Oh, well. There's been another book by William Audureau, joint by Oscar Lemaire, about years '91-'95 where platformer was the king of video games, and where it looked like everyone could come with a mascot-like hero that would be the next Sonic since Mario was Missing... So I've been reading and reading. And no code has progressed. More luck next week ?

De notre côtés de jeunes ados, on fait la chasse aux magazines, on rève à ce que peut bien être tel ou tel jeu avec un personnage plus ou moins probable. Il semble qu'il y ait un nouveau venu tous les trimestres. Dans quelques rares cas, on aura l'occasion de s'y essayer mais le monde du PC est tristement dépourvu de ce genre d'exotisme. Au mieux, ce sera James Pond II sur Amiga à la maxithèque, ou la surprise de découvrir Moktar reconverti en Titus the Fox. Ils ne sont pas tous des sonic-like tels que Zool, mais ils cherchent clairement à plaire au même public. Et il semble bien que le succès de Sonic décomplexe tous ceux qui hésitaient jusque là à faire des chat-tout-mignons comme personnages de jeu: il suffit de leur coller un élément vestimentaire de jeune, une attitude cool-et-frondeuse, et en avant.
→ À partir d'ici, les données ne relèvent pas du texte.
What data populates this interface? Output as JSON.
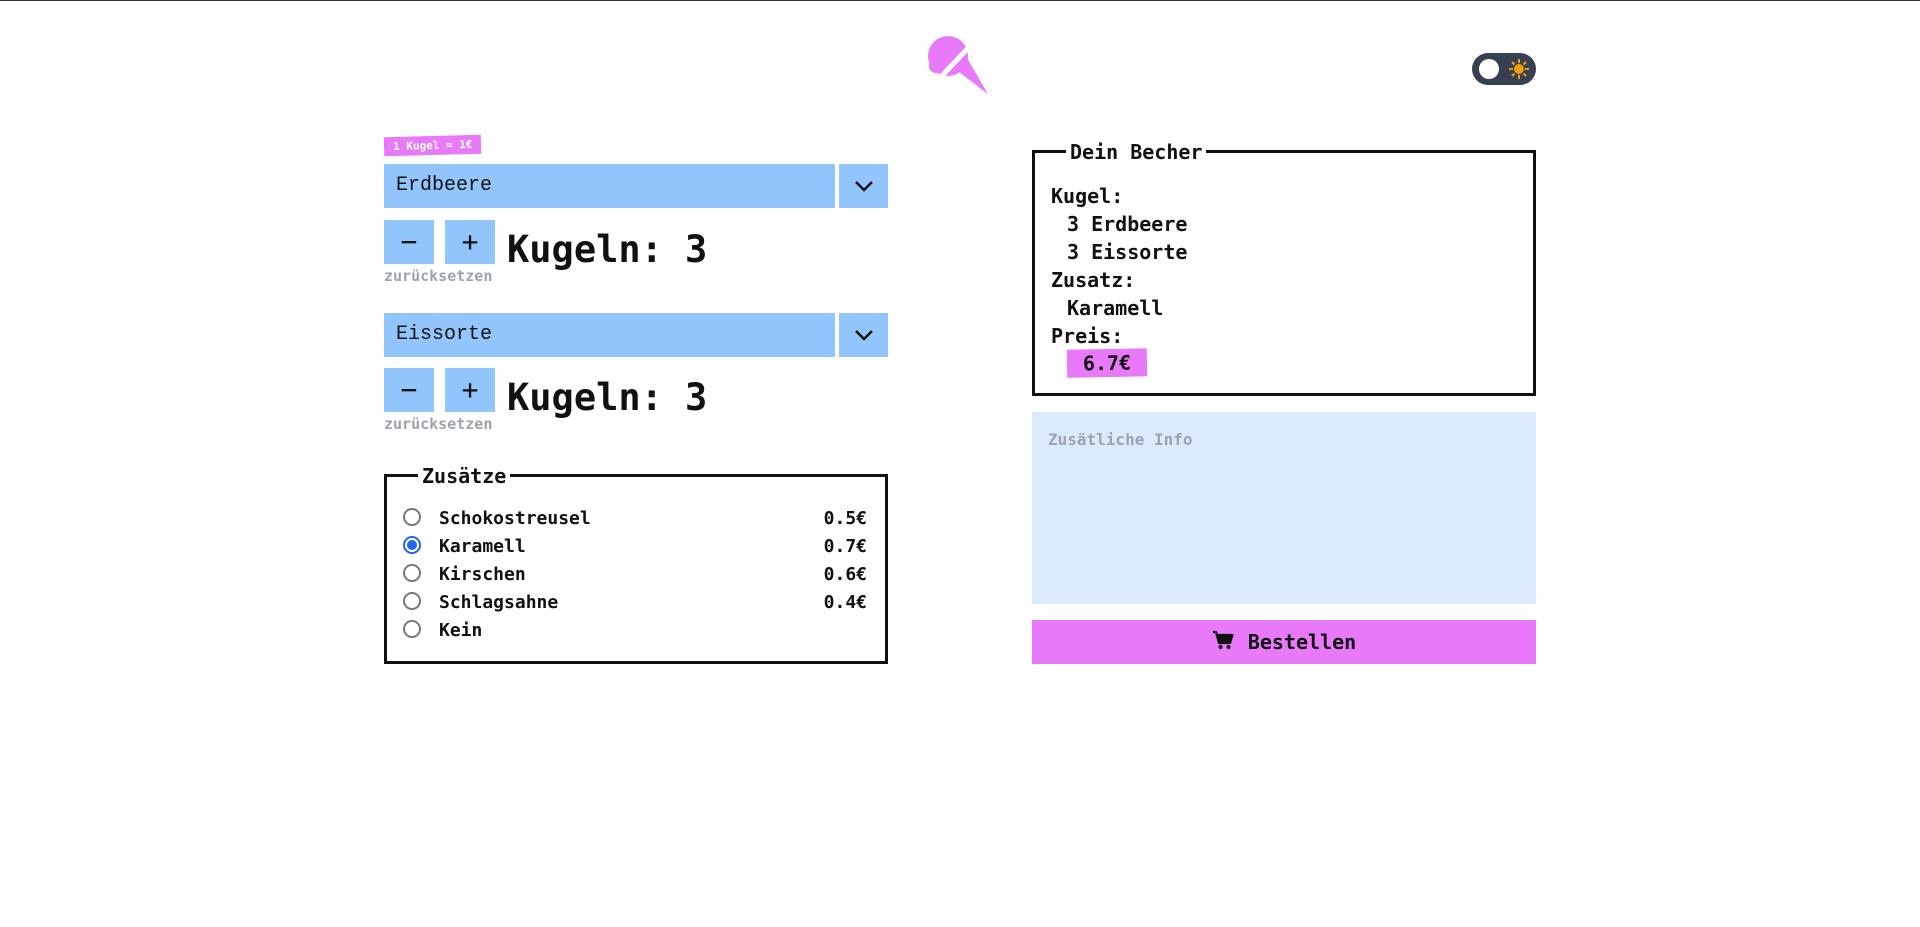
{
  "header": {
    "logo_icon": "ice-cream-cone-icon",
    "theme_toggle_icon": "sun-icon"
  },
  "flavor_picker": {
    "price_note": "1 Kugel = 1€",
    "entries": [
      {
        "flavor": "Erdbeere",
        "decrement_label": "−",
        "increment_label": "+",
        "count_label": "Kugeln:",
        "count": "3",
        "reset_label": "zurücksetzen"
      },
      {
        "flavor": "Eissorte",
        "decrement_label": "−",
        "increment_label": "+",
        "count_label": "Kugeln:",
        "count": "3",
        "reset_label": "zurücksetzen"
      }
    ]
  },
  "addons": {
    "legend": "Zusätze",
    "options": [
      {
        "name": "Schokostreusel",
        "price": "0.5€",
        "checked": false
      },
      {
        "name": "Karamell",
        "price": "0.7€",
        "checked": true
      },
      {
        "name": "Kirschen",
        "price": "0.6€",
        "checked": false
      },
      {
        "name": "Schlagsahne",
        "price": "0.4€",
        "checked": false
      },
      {
        "name": "Kein",
        "price": "",
        "checked": false
      }
    ]
  },
  "summary": {
    "legend": "Dein Becher",
    "scoops_heading": "Kugel:",
    "scoops": [
      "3 Erdbeere",
      "3 Eissorte"
    ],
    "addon_heading": "Zusatz:",
    "addon": "Karamell",
    "price_heading": "Preis:",
    "price": "6.7€"
  },
  "extra_info": {
    "placeholder": "Zusätliche Info"
  },
  "order_button": {
    "label": "Bestellen",
    "icon": "shopping-cart-icon"
  },
  "colors": {
    "accent_pink": "#e879f9",
    "control_blue": "#93c5fd",
    "textarea_blue": "#dbeafe",
    "toggle_dark": "#374151"
  }
}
Sur micro, on le prendra avec une dose de dérision, et j'ajouterais bien "Super Frog" (PC, Amiga) à Jazz Jackrabbit & James Pond ... mais le plus souvent, on avait droit à un gros raté du genre "Skunny the Wild West".

Le tandem William-Oscar gratte donc derrière les couvertures de magazines et effectue un impressionnant travail pour rassembler les interviews, les mettre en contexte ... Car si l'un va titrer "la nouvelle mascotte de XXX", ce n'est pas nécessairement l'avis de la société qui l'aura publié, ni du studio qui l'aura créé. Et si les personnages humains (Commander Keen ? Duke Nukem ?) sont assez peu présent dans l'analyse, les "héros/mascottes" improbables tels que Plok ou Cool Spot eux, ne sont pas oubliés.

Il met aussi en perspective les travaux de l'équipe de Miyamoto -- qui n'est évidemment pas restée les bras croisés pendant 5 ans -- qui sans parvenir à donner un deuxième jeu où l'on saute vers des blocs-questions à la SuperNES va se frotter à toutes les technologies de pré-3D afin d'avoir le meilleur Mario 64 possible quand sera enfin prête la console 3D de nintendo.

Il y aura finalement peu de suites parmi les "héros fabriqués spécialement pour l'occasion" ... et aucun ne parviendra à survivre à l'environnement des 16-bits où il a vu le jour, que ce soit pour des raisons de fusion/acquisition/license, par incompatibilité technique entre la vue 3D et les mouvements du jeu de plate-forme, ou simplement parce que les artistes d'animations qui donnaient vie aux personnages se retrouvent privés de tout repère devant les logiciels de modélisations polygonales.

Vous l'aurez compris, même s'il y avait beaucoup moins de matière pour le game-designer-amateur que je suis, le livre m'a malgré tout tenu en haleine. Bon, évidemment, avec tout ça, le travail sur l'amélioration de SEDS et LEDS, mes éditeurs de jeu sous DS, n'ont pas beaucoup avancé ^^".

Wednesday, June 24, 2015

Pac In Time sur GameBoy

Dans la liste "Prêtés à Pype" de mon frère, il y a depuis un moment "Pac In Time", comprenez pour les anciens possesseurs de machine Commodore "Fury of the Furries moddé par Namco". Je me refais un petit essai ce soir avant d'aller dormir. Pour la micro-machine de nintendo, l'animation est fluide, les graphismes parfaitement lisibles (GameBoy advance micro, avec un perso rouge sur décor gris) le son de bonne qualité. La physique des personnages est parfaitement rendue. En fait, il suffirait presque de faire un rom hack pour ré-ébouriffer la boule de poile vedette pour retrouver le "bon vieux jeu de Kalisto Atreïd Concept" (sur une licence qui n'était pas à eux :P)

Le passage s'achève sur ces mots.